Sunday, January 15, 2012

New Year, Fifteenth Step


Lest you get the mistaken notion from yesterday’s blog, that I am a math aficionado, I assure you, I am not. I am much too right-brain oriented to qualify as a genuine number cruncher. If my checkbook is balanced (yes, some of us still use checkbooks) with a $10 margin of error, I am good to go. Meticulous precision—over-the-top attention to detail--is not one of my preferred weaknesses; there are far stronger candidates in my life that qualify for top billing in that category. My compulsions and obsessive behaviors are drawn to words rather than numbers. Which word has just the right nuance –walk or saunter, run or dash—in the particular sentence I have been staring out for over an hour? Yes, I can actually spend that long choosing ONE word for ONE sentence—and that one is hidden in the middle of a piece I am writing that will most likely be skimmed over by 98% of its readers. 

I think I approach my writing projects very similarly to the fashion in which I live day to day—helter-skelter, haphazard, at random. In a normal day, I jump from one unfinished task to another and then back to the original one to pick up where I left off--four tasks ago.

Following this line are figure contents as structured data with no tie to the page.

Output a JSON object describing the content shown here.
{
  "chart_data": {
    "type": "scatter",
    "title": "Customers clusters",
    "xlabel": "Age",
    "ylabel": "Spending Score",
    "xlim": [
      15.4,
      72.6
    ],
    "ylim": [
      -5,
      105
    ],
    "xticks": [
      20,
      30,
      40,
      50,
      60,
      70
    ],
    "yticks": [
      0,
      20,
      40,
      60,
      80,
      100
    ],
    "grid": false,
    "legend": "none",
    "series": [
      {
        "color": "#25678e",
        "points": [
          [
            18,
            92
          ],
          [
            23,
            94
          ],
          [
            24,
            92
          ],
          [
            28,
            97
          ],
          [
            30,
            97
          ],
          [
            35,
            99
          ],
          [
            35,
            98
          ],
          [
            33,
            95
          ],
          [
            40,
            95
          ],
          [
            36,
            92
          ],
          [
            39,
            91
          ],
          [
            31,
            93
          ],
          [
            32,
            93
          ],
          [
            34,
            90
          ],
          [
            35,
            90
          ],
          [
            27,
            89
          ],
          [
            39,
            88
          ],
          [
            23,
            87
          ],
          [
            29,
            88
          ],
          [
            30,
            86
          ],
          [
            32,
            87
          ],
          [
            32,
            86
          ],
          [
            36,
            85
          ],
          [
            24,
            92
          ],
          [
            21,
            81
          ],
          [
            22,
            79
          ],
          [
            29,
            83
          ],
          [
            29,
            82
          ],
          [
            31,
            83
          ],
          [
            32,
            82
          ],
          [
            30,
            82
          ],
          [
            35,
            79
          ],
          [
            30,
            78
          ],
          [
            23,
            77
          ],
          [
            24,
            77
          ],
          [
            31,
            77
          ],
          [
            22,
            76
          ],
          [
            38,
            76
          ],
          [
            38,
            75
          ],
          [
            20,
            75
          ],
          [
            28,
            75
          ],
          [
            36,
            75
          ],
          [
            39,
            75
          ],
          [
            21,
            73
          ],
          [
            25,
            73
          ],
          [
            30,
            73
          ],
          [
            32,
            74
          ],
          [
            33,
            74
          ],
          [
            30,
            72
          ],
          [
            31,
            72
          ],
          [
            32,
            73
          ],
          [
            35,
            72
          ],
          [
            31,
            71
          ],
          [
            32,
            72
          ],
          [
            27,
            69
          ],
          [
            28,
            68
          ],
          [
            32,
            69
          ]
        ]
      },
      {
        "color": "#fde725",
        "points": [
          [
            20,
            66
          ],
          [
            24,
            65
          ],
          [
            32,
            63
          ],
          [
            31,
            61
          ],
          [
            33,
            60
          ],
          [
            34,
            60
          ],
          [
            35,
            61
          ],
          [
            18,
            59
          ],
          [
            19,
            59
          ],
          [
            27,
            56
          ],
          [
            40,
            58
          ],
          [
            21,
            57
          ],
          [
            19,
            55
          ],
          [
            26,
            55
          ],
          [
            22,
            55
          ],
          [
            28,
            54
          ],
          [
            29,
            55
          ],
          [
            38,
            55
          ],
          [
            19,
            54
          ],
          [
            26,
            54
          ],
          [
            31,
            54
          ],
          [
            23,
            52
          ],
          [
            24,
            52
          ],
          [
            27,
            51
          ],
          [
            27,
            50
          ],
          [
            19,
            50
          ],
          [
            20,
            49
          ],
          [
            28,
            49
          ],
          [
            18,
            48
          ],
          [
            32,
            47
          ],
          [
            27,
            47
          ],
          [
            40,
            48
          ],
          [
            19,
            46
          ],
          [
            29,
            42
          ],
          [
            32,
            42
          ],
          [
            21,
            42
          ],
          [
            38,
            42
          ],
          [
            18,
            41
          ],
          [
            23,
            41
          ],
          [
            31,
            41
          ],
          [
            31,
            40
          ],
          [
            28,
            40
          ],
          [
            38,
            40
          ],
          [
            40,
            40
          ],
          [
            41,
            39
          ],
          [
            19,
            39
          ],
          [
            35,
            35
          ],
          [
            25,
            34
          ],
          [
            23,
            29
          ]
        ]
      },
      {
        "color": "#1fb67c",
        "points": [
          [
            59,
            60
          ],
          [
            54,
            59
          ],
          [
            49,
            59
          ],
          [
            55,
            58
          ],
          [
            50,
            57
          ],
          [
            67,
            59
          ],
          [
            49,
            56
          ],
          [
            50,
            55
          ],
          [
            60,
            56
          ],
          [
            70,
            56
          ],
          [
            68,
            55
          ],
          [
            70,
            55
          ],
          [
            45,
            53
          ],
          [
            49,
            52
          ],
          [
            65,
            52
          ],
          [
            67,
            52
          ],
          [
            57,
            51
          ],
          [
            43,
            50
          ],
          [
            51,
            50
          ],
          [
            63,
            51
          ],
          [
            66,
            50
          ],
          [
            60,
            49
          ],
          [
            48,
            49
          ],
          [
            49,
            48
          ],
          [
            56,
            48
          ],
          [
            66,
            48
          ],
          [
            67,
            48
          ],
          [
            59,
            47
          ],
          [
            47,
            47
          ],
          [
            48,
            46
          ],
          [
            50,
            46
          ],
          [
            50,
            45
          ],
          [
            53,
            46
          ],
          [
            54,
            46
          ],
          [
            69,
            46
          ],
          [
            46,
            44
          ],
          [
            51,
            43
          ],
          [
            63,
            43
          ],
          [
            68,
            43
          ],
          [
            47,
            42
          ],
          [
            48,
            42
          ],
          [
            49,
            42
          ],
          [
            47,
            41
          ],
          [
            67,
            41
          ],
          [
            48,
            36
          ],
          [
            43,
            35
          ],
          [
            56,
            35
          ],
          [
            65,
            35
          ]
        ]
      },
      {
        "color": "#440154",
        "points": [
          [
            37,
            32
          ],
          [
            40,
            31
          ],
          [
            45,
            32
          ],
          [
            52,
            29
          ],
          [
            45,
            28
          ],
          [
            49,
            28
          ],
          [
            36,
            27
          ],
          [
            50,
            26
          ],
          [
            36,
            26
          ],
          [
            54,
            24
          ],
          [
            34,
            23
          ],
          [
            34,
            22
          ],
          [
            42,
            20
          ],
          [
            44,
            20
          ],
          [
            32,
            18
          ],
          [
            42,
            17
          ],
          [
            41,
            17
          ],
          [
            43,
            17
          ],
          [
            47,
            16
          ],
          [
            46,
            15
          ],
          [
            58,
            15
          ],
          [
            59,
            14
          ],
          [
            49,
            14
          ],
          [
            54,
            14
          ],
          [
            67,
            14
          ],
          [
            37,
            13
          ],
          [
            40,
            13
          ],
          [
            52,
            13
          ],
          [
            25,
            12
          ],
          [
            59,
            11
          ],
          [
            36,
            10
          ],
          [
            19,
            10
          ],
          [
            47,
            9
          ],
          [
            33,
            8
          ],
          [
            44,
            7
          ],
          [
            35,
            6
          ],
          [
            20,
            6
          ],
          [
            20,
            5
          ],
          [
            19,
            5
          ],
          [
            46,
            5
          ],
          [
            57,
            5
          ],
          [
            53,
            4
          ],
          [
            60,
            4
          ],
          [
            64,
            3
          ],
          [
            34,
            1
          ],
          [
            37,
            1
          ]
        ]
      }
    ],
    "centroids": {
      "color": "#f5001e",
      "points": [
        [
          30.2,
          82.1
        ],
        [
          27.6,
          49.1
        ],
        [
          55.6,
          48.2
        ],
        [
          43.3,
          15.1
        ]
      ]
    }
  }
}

There is no apparent sequence or order I follow; nor is their rhyme or reason for choosing a given point at which to begin, pause, or halt work during the completion process. As far as topics of conversation for blog posts are concerned, I may have an unwritten plan of action, but it is one that changes from day to day.

I believe that continuity of thought is important; however, I’m never quite sure if my idea of thought continuity resonates with anyone else but me. I move back and forth between topics, transitioning with ease, and in such a way I think makes sense. If that is not the case for my readers, I hope they will try their best to go with the flow and chalk up any non-sense writing to the peculiarity of this writer.

That being said…I heard from two of my sisters yesterday, and though the contents of the communications were very different, I connected both to a theme—or at least a thread of one—that I have been touching on in current blog posts—perspective. While people can differ in temperament and the way in which they tend to handle problems, perspective always plays a critical role in how people are affected by a particular situation. Perspective can constitute the difference between an exhausting, jam-packed day of inconveniences and irritants and one more labor-intensive than expected in requiring unanticipated adjustments in time and attitude. The content of the day may not be under our control, but the context in which we view it becomes our choice.

On those “stuff-happens” days, asking the right question can mean a world of difference; it can make a bad day bearable, and a good day better. The question to ask is not “What am I going to do (faced with this situation)?’ but “What is God going to do through this?” "Greater is He who is in me, than he who is in the world." (1 John 4:4) I am God’s problem and my problems belong to Him.